JACKSONVILLE, Fla. — Recently filed legislation proposes the City of Jacksonville pay a $10 million grant, and $12.5 million in loans, for a JaxPort project to raise the powerlines over the St. Johns River.
A representative said the lines currently sit at 175 feet and could prevent bigger boats from flowing into the harbor at JaxPort.
“The port is one of our jewels here in Northeast Florida. We’re trying to compete with ports across the Southeast; Savannah, Charleston,” Council Vice Chair Ron Salem, the council liaison to JaxPort, said. “The ships are getting larger, and there’s a concern that —even our existing business — their ships are getting larger. We could potentially lose existing business.”
JEA said the powerlines would be raised to 225 feet.
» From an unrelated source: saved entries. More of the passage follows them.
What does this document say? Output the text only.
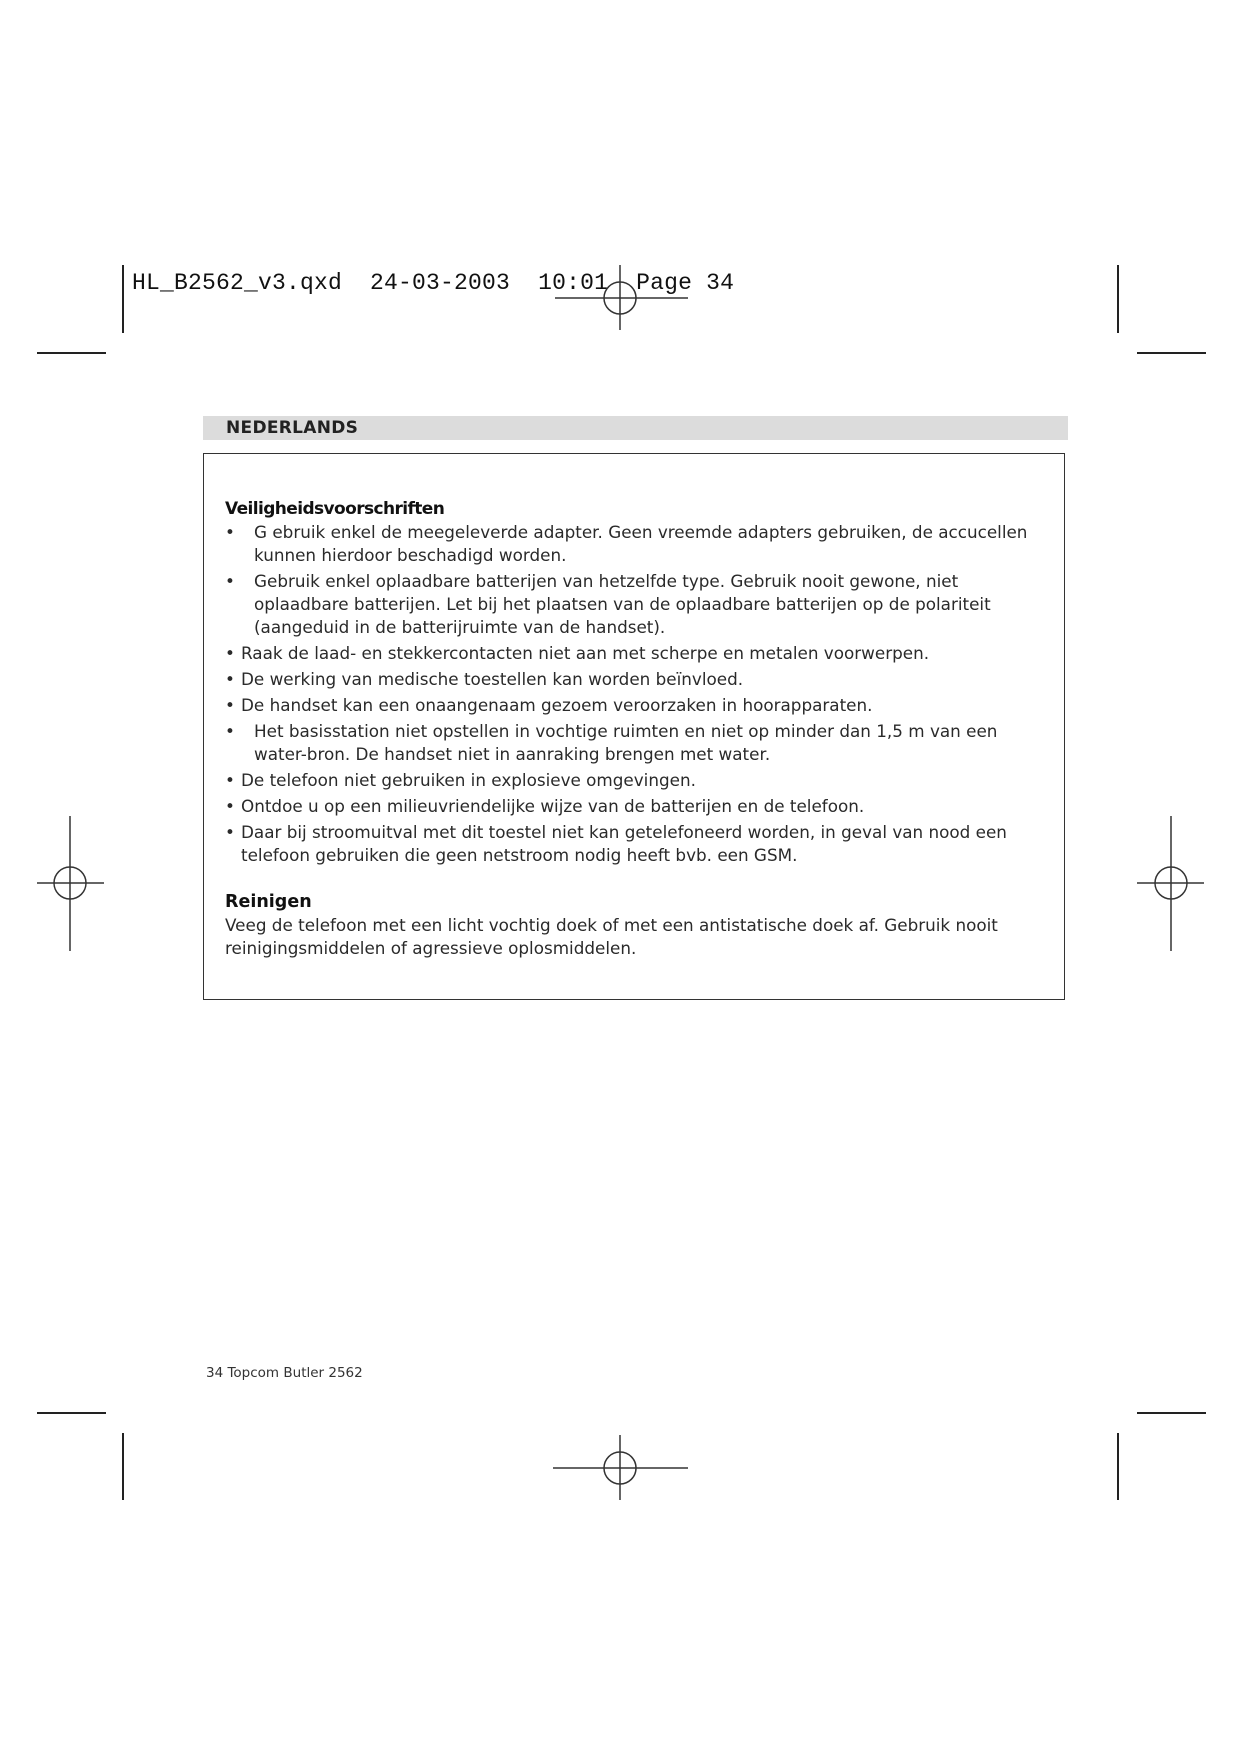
HL_B2562_v3.qxd  24-03-2003  10:01  Page 34
NEDERLANDS

Veiligheidsvoorschriften

• G ebruik enkel de meegeleverde adapter. Geen vreemde adapters gebruiken, de accucellen kunnen hierdoor beschadigd worden.
• Gebruik enkel oplaadbare batterijen van hetzelfde type. Gebruik nooit gewone, niet oplaadbare batterijen. Let bij het plaatsen van de oplaadbare batterijen op de polariteit (aangeduid in de batterijruimte van de handset).
• Raak de laad- en stekkercontacten niet aan met scherpe en metalen voorwerpen.
• De werking van medische toestellen kan worden beïnvloed.
• De handset kan een onaangenaam gezoem veroorzaken in hoorapparaten.
• Het basisstation niet opstellen in vochtige ruimten en niet op minder dan 1,5 m van een water-bron. De handset niet in aanraking brengen met water.
• De telefoon niet gebruiken in explosieve omgevingen.
• Ontdoe u op een milieuvriendelijke wijze van de batterijen en de telefoon.
• Daar bij stroomuitval met dit toestel niet kan getelefoneerd worden, in geval van nood een telefoon gebruiken die geen netstroom nodig heeft bvb. een GSM.

Reinigen

Veeg de telefoon met een licht vochtig doek of met een antistatische doek af. Gebruik nooit reinigingsmiddelen of agressieve oplosmiddelen.

34 Topcom Butler 2562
In May, JaxPort marked the completion of a dredging project bringing the channel to 47 feet deep.
The project would cost up to $45 million. The city would fund half through a grant and loans, and the state is providing grants for the rest.
“Every major shipping line asks about our air draft capabilities, because the trend in shipbuilding has been to build bigger ships. Many of these large shipping lines have asked us directly in the past year about the completion date of this project,” a JaxPort representative said. They added that the change in height would help add or protect up to 15,000 jobs.
“A lot of people are looking at Jacksonville and they’re questioning: ‘When are you going to be at 225 feet? When can we start planning to bring our ships in here?’” Salem said.